Lukrierte Fremdwährungen kann man ja bei IB ganz einfach umtauschen, einfach über das Account-Window in die Basiswährung tauschen.
@ ladowa [#1]
Soweit ich weiß ist die Verlustrate oder Kontovernichtungsrate von privaten Freizeittradern im Future oder Forexhandel deutlich höher als 75%.
Man darf sicher davon ausgehen, dass die Firmen sehr genau diese Prozentzahlen kennen.
Wenn ein Broker allerdings eine Verlustrate von sagen wir 90% angeben würde, welcher private Trader würde sich dann noch ein Konto einrichten.
Unter diesem Blickwinkel betrachtet sehe ich Angaben von 28% nicht so positiv.
@ benedikt54 [#12]
"Verlieren die Rechten gehts rauf, Gewinnen die Rechten fluten die Zentralbanken die Märkte mit Liquitdität und es geht auch rauf."
Sprichst Du über die Griechenlandwahl?
Wenn Du mit "die Rechten" die Partei Neo-Democratia meinst, dann sollte es bei einem Wahlsieg dieser Partei eigentlich eher aufwärts und nicht runter gehen. Siehe auch:
http://www.zerohedge.com/news/greek-decision-has-grown-spanish-branches
Die Frage ist nur wie viel von diesem erwarteten Wahlsieg schon eingepreist ist?
Vielleicht kommt ja nach einem Sieg der ND auch buy the rumor sell the facts.

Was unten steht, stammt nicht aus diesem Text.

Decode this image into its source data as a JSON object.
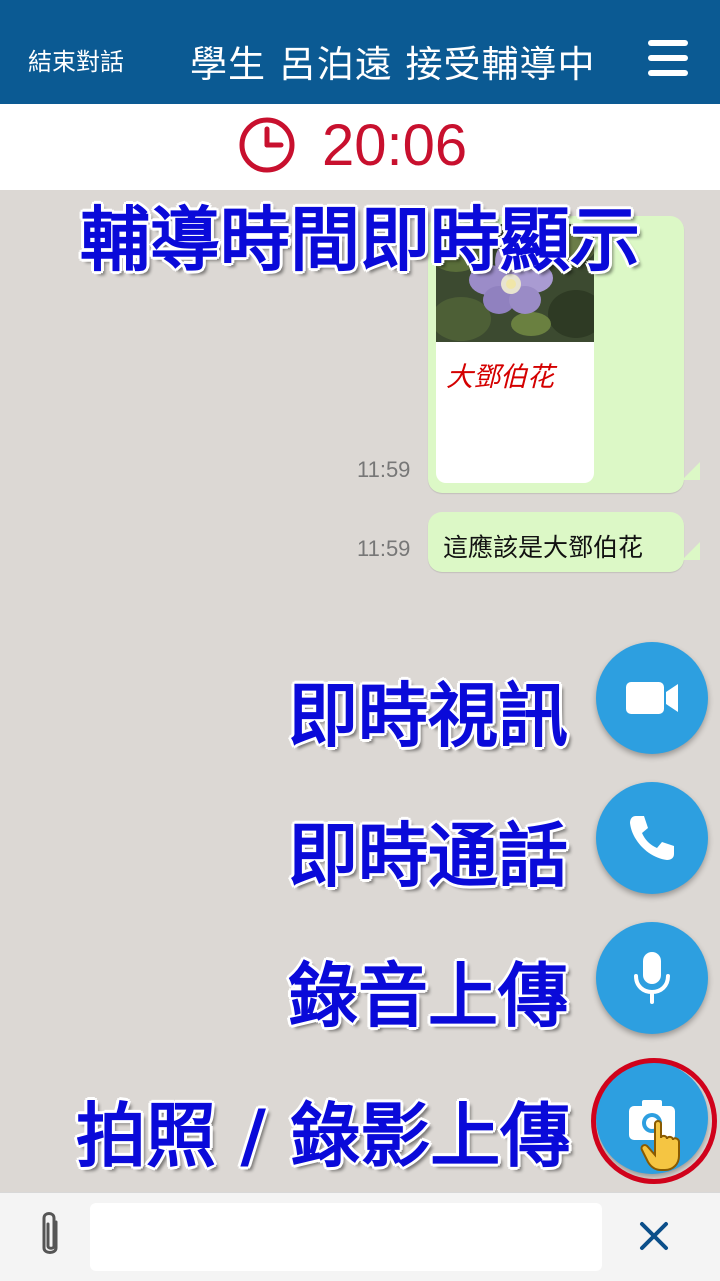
{
  "header": {
    "end_chat": "結束對話",
    "title": "學生 呂泊遠 接受輔導中"
  },
  "timer": {
    "value": "20:06"
  },
  "messages": [
    {
      "type": "image",
      "caption": "大鄧伯花",
      "time": "11:59"
    },
    {
      "type": "text",
      "text": "這應該是大鄧伯花",
      "time": "11:59"
    }
  ],
  "annotations": {
    "timer_note": "輔導時間即時顯示",
    "video_call": "即時視訊",
    "voice_call": "即時通話",
    "audio_upload": "錄音上傳",
    "photo_upload": "拍照 / 錄影上傳"
  },
  "composer": {
    "placeholder": ""
  },
  "colors": {
    "header_bg": "#0b5a93",
    "timer_red": "#c8102e",
    "bubble_green": "#dcf8c6",
    "fab_blue": "#2d9fe0",
    "overlay_blue": "#0a0ad9",
    "highlight_ring": "#d0021b",
    "close_x": "#0b4f8a"
  },
  "icons": [
    "hamburger-menu-icon",
    "clock-icon",
    "video-camera-icon",
    "phone-icon",
    "microphone-icon",
    "camera-icon",
    "pointing-hand-icon",
    "paperclip-icon",
    "close-icon"
  ]
}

Eine US-Statistik über die Anzahl profitabler Forex-Konten. IAB führt die Liste an. Ändert aber nichts daran, dass die meisten im Minus sind.
Und das sind ja nur die bestehenden Konten, die wegen Verlust geschlossenen Konten scheinen wohl nicht mehr auf. Somit dürfte das Verhältnis Gewinner zu Verlierer deutlich höher sein.